Nello specifico, i comuni siciliani che si distinguono per la produzione di Siracusa sono rispettivamente: Augusta, Avola, Floridia, Gargallo, Melilli, Noto, Priolo, Rosolini, Siracusa, Solarino e Sortino.

Secondo la tradizione, la pianta di limone è arrivata in Sicilia duemila anni fa per opera della Birmania. Soltanto nel XII secolo, grazie ai terreni fertili e al clima mite, il limone comincerà ad essere coltivato in modo intensivo dai Padri Gesuiti, diventando così uno dei prodotti agricoli principali per il sostentamento economico della regione.

Dove si trovano i migliori limoni in Italia?
Pixabay

Dove si trovano i migliori limoni in Italia? La Lombardia e i limoni del Lago di Garda

Un’altra regione molto rinomata per la produzione di limoni è la Lombardia. Nello specifico, si fa riferimento ai limoni del Lago di Garda. Secondo la tradizione, questi sono stati importati per la prima volta dalla Liguria, per opera dei frati del convento di San Francesco di Gargnano durante la fine del 1200.

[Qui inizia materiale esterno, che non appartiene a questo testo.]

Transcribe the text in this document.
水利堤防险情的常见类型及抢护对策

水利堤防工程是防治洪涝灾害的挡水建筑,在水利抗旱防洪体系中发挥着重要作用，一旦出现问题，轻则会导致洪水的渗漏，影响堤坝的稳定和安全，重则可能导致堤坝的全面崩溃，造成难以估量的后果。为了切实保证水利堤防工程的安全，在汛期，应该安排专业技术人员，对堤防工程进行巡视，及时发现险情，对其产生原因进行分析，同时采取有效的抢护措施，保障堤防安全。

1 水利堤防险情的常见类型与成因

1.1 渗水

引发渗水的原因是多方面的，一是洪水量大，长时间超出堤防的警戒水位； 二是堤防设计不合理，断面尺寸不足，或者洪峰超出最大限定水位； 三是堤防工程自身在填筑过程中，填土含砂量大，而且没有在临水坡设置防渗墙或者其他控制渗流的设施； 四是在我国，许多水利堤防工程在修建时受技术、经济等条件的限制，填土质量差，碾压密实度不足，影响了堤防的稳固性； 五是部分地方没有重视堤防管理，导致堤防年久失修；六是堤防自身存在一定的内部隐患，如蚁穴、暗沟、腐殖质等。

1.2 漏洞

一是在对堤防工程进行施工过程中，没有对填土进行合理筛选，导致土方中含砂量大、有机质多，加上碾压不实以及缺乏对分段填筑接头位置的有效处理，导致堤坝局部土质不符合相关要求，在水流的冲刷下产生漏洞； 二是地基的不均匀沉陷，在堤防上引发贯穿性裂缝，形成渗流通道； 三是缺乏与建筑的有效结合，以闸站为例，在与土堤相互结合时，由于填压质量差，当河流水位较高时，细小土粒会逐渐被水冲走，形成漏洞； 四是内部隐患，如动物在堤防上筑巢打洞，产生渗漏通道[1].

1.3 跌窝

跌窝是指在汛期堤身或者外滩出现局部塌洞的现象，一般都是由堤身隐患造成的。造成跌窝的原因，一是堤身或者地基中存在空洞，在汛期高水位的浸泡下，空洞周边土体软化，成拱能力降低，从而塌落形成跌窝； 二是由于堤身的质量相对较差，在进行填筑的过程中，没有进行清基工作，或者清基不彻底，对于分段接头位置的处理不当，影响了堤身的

Soltanto tra il 1600 e il 1800, però, tale produzione di limoni diventerà una delle principali fonti economiche per la regione e verrà riconosciuta in tutto il mondo. Per la protezione di questi agrumi, si decise di procedere con la costruzione di lunghe torri di pietra, legno e vetro. Si trattava di strutture in grado di proteggere gli alberi di limone dal freddo e dall’inverno, note con il nome di limonaie.

Ancora oggi, queste ultime possono essere ammirate nelle zone di Salò, Riva e Tignale. Queste fanno parte del patrimonio storico del Garda e, con l’obiettivo di salvaguardarle dal punto di vista architettonico, spesso vengono ristrutturate e curate.